The woman was found by some soldiers, in a burrow she dug in the ground. Forgetting one's name is not a common occurrence, except for those with some form of dementia; seeing the situation it is not hard to understand the fear of the woman when asked her name, she was not lying, she was scared.
The following questions were all easy for her and the readers to understand, and they all received the same answer: " I don't know." The woman was being questioned at gun point; the war was raging, and she didn't know what was in store for her and her children. When we are overcome with fear, all our thoughts disappear.
Whose side are you on? A dangerous question especially since she bit the finger of the soldier which could have been seen as defiance, and yet she continued to answer: "I don't know." Fear was everything.

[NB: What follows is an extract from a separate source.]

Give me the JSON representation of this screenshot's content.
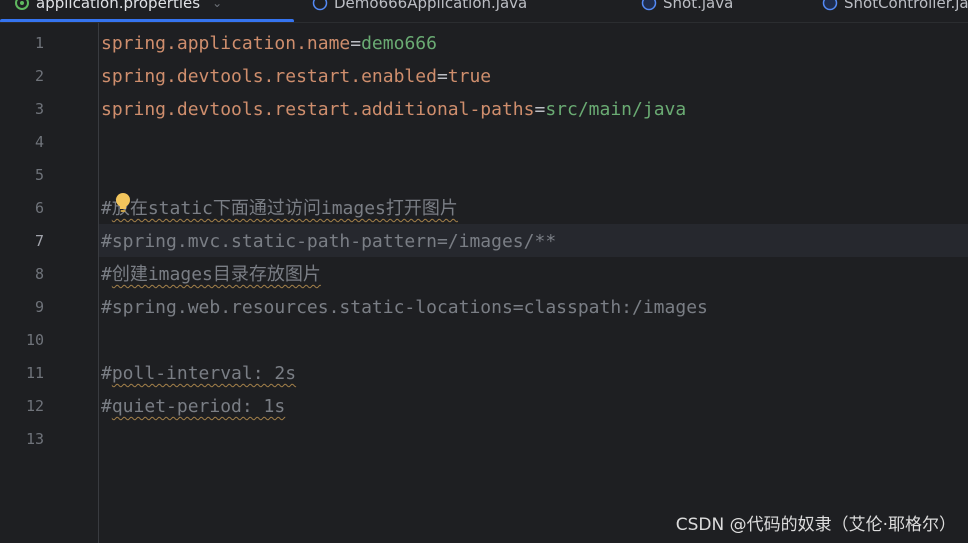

Her response could easily be seen as contempt and resistance which it was not. For this to have been the case, you would expect a few more words in her response and more of a game plan in her answer. She was 100 percent paralyzed with fear. The miserable results of war are not who, where and how many have died, but the end of dialogue, and as in the poem the answer: "I don't know, I don't know, I don't know." The fear that enters the soul: is no more and no less than 'horrible'.
The last question: "Are those your children?" You would expect the same answer as in the previous questions but no, this time it was a resounding yes. I don't know was her response in the face of death but this time it was her children she couldn't forget. She was a mother. War makes us forget everything, but she couldn't forget her children.
We are all someone's son or daughter, someone's mother or father. In this world, there is no one who is alone. Even after we leave this earth all of creation sends the message of love. This is the prayer we have in our hearts: peace instead of war, overcoming injustice with justice, evil with generosity, selfishness with concern for others and making this central in our lives.